Le commissaire de la concurrence, Matthew Boswell, a déclaré dans un récent discours qu’« il n’est pas mauvais d’être grand », tout en soulignant les changements législatifs notables apportés aux dispositions de la Loi sur la concurrence relatives aux pratiques monopolistiques. Il a ajouté que « les entreprises qui se développent en innovant et en se livrant à une concurrence par les mérites ne doivent pas être sanctionnées ». Si des niveaux élevés de concentration du marché peuvent indiquer des pratiques monopolistiques potentielles, la politique de concurrence moderne reconnaît qu’une part de marché élevée ne doit pas être considérée comme un problème en soi. Il convient plutôt de prendre en compte la dynamique concurrentielle du marché, le bien-être des consommateurs et le comportement des entreprises sur le marché pour évaluer avec précision les conséquences de la concentration du marché. Cela étant dit, les récentes modifications apportées aux dispositions sur les fusionnements, qui ont abrogé la défense fondée sur les gains en efficience, introduisent des présomptions réfutables de concentration du marché à l’américaine. Ces modifications permettent désormais de faire obstacle aux fusions en se fondant seulement sur les parts de marché, ce qui laisse à penser que les projets de fusion dans les secteurs concentrés pourraient se heurter à une attitude plus agressive et plus active du Bureau de la concurrence.
Concentration du marché, dynamique concurrentielle et bien-être des consommateurs
Conformément à la théorie économique moderne, la concentration du marché est généralement mesurée par le ratio de concentration ou l’indice Herfindahl-Hirschman (IHH). Un ratio de concentration ou un IHH élevé indique un marché dominé par quelques entreprises, tandis que le contraire indique un marché concurrentiel avec de nombreux acteurs. Ces mesures fournissent un instantané de la structure du marché, mais ne permettent pas de prédire comment la concurrence évoluera.

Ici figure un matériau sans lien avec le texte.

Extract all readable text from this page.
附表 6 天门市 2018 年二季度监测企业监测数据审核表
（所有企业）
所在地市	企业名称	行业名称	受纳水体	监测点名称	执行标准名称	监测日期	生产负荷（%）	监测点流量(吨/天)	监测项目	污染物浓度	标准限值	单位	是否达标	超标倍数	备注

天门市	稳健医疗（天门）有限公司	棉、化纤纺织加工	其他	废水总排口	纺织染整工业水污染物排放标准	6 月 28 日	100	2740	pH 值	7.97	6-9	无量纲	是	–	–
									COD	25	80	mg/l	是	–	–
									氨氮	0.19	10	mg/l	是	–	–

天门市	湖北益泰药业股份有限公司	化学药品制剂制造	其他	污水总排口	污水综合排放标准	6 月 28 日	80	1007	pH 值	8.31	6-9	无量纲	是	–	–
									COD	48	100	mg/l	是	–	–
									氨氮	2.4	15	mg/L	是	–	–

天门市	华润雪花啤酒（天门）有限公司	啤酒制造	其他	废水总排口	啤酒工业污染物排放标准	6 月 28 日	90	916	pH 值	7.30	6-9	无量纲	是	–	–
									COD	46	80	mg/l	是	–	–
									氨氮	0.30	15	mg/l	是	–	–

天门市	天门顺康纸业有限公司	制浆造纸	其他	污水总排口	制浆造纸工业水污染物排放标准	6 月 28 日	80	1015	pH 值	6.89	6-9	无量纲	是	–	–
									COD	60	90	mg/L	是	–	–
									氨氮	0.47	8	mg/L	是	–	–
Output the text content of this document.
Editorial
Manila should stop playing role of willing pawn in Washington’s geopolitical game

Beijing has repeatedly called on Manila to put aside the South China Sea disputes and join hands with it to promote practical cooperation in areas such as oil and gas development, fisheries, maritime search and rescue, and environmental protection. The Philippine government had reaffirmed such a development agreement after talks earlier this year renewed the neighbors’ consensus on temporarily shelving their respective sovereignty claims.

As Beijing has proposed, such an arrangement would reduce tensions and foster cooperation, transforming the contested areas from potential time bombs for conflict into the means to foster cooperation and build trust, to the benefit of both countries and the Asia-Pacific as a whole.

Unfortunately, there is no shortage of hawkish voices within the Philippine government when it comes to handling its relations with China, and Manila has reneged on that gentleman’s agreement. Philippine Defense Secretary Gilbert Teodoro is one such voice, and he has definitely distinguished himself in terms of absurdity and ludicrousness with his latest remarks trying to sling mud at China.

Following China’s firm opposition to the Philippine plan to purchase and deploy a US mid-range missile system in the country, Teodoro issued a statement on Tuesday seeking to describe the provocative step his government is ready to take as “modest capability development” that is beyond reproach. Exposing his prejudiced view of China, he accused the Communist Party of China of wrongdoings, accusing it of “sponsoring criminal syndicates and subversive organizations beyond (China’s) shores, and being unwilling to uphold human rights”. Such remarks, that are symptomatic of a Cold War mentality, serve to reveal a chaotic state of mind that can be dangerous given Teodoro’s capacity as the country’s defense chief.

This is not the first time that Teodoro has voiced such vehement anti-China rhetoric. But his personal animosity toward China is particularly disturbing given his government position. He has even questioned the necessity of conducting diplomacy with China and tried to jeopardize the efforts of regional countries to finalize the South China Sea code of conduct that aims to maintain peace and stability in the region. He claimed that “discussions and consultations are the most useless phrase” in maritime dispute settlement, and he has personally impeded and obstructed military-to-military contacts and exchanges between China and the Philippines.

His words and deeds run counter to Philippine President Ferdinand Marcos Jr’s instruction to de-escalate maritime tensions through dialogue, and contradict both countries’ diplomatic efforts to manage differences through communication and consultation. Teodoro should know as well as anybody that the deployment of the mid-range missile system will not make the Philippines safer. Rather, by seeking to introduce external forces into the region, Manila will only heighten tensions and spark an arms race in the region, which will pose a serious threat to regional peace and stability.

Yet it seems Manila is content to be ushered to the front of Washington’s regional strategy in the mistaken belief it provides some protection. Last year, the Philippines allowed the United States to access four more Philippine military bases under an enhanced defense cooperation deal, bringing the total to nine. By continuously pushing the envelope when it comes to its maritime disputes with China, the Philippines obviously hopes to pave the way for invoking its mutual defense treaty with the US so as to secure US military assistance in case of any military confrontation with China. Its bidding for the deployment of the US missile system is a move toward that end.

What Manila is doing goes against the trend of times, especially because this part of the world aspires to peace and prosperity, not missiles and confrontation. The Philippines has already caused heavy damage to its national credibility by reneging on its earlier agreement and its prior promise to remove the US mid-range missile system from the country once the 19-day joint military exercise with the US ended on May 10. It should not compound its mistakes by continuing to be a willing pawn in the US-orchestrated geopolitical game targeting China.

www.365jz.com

Par exemple, un marché très concentré comptant quelques entreprises pourrait encore être très concurrentiel si les entreprises se livrent une concurrence acharnée sur les prix, la qualité, la main-d’œuvre et l’innovation. D’un autre côté, un marché comptant de nombreuses entreprises pourrait présenter un comportement collusoire, conduisant à des résultats anticoncurrentiels. À titre d’exemple supplémentaire, l’incidence des barrières à l’entrée sur la concurrence sur le marché pourrait être prise en compte. Si une industrie concentrée présente de faibles barrières à l’entrée, de nouvelles entreprises peuvent défier celles déjà en place, ce qui renforce la concurrence et profite aux consommateurs. Par conséquent, il est clair que la dynamique du marché importe plus que la taille de l’entreprise.
La politique de concurrence moderne vise principalement à protéger le bien-être des consommateurs, en faisant la promotion de produits innovants, de haute qualité et à bas prix. Lorsque les entreprises se livrent une concurrence agressive pour attirer les clients, un marché à forte concentration peut encore améliorer les résultats pour les consommateurs. Par exemple, les entreprises technologiques se regroupent souvent pour gagner en efficience et stimuler l’innovation, ce qui profite aux consommateurs en leur offrant de meilleurs produits et services.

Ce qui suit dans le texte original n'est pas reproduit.